私が所属する弁護士業務改革委員会中小企業部会による中小企業専門家育成講座が始まりました。今回は「第三者承継の基礎」。講師は池内稚利弁護士でした。

中小企業経営者の高齢化が進む中、少子化等の影響から、親族内で後継者を確保することが難しくなってきており、M&A等による事業承継の必要性が高まっています。

中小企業庁も、今年4月に「事業引継ぎガイドライン」を策定する等、政策として力を入れている分野です。

今回の講義は、中小企業におけるM&Aのニーズの高まりを受けて、弁護士が関わる際の基本的な知識と注意点を学ぶことがメインでした。

中小企業のM&Aでは、会社と経営者の資産が明確に区別されていない等の中小企業特有の問題点が顕在化することがあるため、注意が必要です。

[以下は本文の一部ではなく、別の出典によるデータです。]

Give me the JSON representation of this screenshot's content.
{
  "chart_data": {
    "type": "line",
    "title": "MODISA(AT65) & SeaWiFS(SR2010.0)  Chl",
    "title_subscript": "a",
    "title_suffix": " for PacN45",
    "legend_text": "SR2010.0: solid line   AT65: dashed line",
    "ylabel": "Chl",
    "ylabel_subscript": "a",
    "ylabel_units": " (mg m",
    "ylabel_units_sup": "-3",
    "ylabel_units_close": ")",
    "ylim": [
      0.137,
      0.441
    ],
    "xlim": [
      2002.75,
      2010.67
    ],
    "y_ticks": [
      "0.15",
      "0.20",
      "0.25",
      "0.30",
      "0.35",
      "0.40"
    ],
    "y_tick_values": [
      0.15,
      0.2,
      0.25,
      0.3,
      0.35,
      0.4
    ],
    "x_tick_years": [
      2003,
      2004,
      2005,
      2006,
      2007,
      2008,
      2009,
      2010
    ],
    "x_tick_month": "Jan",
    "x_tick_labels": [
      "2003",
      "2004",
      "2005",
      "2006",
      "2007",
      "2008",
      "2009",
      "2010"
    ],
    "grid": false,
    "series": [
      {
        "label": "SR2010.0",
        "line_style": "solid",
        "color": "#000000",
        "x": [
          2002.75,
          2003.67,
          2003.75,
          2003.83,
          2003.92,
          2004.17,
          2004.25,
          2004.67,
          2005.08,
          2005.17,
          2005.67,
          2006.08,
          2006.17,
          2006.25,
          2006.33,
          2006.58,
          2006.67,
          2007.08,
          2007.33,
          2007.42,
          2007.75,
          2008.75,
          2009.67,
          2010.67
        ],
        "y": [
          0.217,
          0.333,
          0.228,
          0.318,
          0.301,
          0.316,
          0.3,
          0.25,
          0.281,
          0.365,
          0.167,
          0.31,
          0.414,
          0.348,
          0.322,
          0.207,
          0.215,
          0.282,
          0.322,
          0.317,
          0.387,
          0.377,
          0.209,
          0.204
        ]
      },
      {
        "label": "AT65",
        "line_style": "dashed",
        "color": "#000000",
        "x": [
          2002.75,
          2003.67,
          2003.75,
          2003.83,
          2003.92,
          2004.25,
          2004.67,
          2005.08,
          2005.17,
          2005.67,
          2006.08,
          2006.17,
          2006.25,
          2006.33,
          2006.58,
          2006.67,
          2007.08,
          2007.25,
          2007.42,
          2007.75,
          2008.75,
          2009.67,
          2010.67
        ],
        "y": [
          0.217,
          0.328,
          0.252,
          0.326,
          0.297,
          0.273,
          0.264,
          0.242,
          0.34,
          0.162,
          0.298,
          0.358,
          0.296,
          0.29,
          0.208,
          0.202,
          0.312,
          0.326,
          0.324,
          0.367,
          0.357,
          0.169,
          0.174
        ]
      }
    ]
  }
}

これまでは、売り手と買い手のマッチングに仲介業者が入るケースが多く、弁護士が関与するケースは多くはありませんでしたが、譲渡後のトラブルを防止する意味においても、弁護士が法務面の調査だけでなく、アドバイザーとしての役割を果たすことが求められているといえます。

 

調停人養成講座

私も所属している日本仲裁人協会主催の調停人養成講座入門編を受講しました。講師は、元裁判官で家庭裁判所の事件を多く取り扱ってきた上原裕之弁護士でした。

タイトルは「調停における臨床力」。

当事者のニーズを見つける、当事者の思いや気持ちを受けとめ、問題を共有してともに悩んでいく、知識やマニュアルは頭を使わない、当事者と共同作業しながら問題を乗り越えていくための方策を考える、などなど盛りだくさんの内容でした。

法律家は知識があることで、目の前のケースについて、法律だとこうなるとか、裁判になるとこういう判断になるというある程度の予測から、調停の場でもその結論に導こうとしてしまいがち。それでは、当事者が納得する実のある話し合いはできないと思います。

私は家裁等での調停委員の経験はありませんが、調停の申立代理人になることはあります。個人的な感想ですが、これまで出会った調停委員で、「素晴らしい調停委員だな」と思った人は今のところいません笑。中には、話をきちんと聞いてくれてないと感じてしまう人もいます。

対立する当事者双方の話を聞き、解決の糸口を探していく調停人の仕事は、苦労することも多いだろうなと感じています。

今回、この講座を受講したのは、私が事件管理者として携わっている立教大学観光ADRの職務に役立てばということと、将来機会があれば調停委員をやることも少し考えているからです。

今日の上原弁護士の話は、小手先のテクニックではなく、調停人としてのマインドや姿勢について、基本的かつ重要な事柄でしたので、大変勉強になりました。

なお、上原弁護士によると、「知識はいったん記憶した上で、その後無意識化させるのがよい。したがって、本日の話も忘れることが望ましい。」とのことです笑。